What you need may be “pipeline +Unix commands” only

I came across Taco Bell Programming recently, and think this article is worthy to read for every software engineer. The post mentions a scenario which you may consider to use Hadoop to solve but actually xargs may be a simpler and better choice. This reminds me a similar experience: last year a client wanted me to process a data file which has 5 million records. After some investigations, no novel technologies, a concise awk script (less than 10 lines) worked like a charm! What surprised me more is that awk is just a single-thread program, no nifty concurrency involved.

The IT field never lacks “new” technologies: cloud computing, big data, high concurrency, etc. However, the thinkings behind these “fancy” words may date back to the era when Unix arose. Unix command line tools are invaluable treasure. In many cases, picking the right components and using pipeline to glue them can satisfy your requirement perfectly. So spending some time in reviewing Unixcommand line manual instead of chasing state-of-the-art techniques exhaustedly, you may gain more.

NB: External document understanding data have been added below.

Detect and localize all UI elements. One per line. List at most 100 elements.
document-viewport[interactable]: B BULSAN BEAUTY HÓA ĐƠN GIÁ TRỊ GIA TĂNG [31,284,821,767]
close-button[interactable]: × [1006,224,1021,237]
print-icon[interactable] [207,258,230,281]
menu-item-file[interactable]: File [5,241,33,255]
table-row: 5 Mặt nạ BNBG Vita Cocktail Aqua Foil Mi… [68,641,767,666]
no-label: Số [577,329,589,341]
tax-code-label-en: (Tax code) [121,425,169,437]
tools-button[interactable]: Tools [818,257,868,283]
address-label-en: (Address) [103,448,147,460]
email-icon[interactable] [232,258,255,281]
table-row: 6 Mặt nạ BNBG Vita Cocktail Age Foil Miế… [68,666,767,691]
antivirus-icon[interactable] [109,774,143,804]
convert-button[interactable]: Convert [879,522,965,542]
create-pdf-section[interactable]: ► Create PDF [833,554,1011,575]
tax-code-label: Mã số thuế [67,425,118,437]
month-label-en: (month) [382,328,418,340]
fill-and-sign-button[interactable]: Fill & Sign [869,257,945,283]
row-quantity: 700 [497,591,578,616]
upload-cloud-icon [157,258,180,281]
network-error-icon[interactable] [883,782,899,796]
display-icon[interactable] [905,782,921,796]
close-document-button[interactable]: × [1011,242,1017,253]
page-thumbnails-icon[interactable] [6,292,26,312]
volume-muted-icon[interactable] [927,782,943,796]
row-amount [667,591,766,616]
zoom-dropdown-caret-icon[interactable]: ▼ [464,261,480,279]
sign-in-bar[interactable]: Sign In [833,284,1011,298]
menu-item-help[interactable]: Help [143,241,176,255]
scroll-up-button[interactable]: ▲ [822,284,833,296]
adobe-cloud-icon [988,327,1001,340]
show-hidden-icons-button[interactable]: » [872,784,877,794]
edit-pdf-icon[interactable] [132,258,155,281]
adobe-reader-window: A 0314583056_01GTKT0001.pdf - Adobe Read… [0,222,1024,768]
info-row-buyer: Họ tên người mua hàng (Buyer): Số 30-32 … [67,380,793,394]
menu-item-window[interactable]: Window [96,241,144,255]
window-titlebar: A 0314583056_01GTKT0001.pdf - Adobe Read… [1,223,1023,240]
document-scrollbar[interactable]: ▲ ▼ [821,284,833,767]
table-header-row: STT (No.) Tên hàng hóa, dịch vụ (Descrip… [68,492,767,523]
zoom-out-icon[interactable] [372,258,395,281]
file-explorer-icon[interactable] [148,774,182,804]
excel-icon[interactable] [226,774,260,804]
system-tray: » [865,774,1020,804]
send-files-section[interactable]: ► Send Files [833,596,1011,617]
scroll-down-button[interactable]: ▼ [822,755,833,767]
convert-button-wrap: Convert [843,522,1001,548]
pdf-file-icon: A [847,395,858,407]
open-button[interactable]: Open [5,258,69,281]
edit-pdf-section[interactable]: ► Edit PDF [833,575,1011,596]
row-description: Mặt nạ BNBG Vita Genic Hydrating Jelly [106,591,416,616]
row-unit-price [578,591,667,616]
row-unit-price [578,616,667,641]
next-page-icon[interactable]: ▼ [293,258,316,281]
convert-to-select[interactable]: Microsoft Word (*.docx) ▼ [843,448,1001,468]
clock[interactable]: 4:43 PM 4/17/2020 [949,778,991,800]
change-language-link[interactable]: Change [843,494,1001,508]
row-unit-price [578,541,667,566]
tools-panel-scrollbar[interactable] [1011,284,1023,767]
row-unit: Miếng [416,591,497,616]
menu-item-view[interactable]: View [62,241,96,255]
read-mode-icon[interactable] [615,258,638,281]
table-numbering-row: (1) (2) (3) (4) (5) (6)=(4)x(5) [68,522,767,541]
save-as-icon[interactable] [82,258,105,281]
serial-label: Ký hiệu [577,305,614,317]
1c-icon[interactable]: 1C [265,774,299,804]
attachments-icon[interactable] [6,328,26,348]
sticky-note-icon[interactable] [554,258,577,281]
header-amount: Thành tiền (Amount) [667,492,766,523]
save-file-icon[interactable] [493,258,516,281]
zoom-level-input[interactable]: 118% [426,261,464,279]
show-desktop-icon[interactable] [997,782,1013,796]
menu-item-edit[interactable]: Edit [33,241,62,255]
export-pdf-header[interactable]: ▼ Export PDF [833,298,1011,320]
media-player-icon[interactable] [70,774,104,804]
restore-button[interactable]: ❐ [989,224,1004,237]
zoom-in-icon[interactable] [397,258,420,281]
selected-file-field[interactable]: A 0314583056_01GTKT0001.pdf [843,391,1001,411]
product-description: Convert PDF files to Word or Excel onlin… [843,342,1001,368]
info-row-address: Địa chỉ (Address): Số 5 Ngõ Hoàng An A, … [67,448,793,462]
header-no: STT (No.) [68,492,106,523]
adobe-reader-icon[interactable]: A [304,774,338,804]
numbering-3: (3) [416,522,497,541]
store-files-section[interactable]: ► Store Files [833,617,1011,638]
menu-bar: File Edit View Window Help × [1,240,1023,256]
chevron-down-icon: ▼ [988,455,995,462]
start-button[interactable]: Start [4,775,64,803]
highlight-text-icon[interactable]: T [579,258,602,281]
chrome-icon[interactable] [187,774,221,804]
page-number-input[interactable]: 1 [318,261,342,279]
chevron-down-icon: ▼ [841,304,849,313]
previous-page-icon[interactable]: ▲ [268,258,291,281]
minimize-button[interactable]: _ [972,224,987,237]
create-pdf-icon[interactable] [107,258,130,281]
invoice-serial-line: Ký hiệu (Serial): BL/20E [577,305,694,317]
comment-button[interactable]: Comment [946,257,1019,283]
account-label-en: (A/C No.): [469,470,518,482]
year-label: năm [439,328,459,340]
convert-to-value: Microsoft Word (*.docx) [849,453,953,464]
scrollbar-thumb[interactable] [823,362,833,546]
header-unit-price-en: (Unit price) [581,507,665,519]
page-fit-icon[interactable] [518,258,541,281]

BTW, if your data set can be disposed by an awk script, it should not be called “big data”.

5 thoughts on “What you need may be “pipeline +Unix commands” only”

  1. I recently followed this philosophy to grab some files from one folder to another with a new name and then upload to S3. Basic Unix commands like mv, chmod and the AWS CLI tied together in a shell script did the job. This script would run as a daemon, detecting new files in the source directory and starting the mv/upload processing.

    Problem was when the script failed to run the first couple of deploys. I usually rely on tests to make sure that this doesn’t happen, so that’s what I did.
    It happens that it’s more difficult to test a shell script because it is basically a black box – no way of importing functions/modules and test them in isolation. The only alternative available is a high level integration test. Also, simple tasks such as string replacement (relevant for my case) are difficult to grasp because they are different from any programming language. This makes your code hard to maintain.

    Ported the thing to python, wrote some tests and voilá.

    I still value simplicity as high as reliability and security, but sometimes a simple shell script leveraging Unix tools can actually make things more complex and unreliable.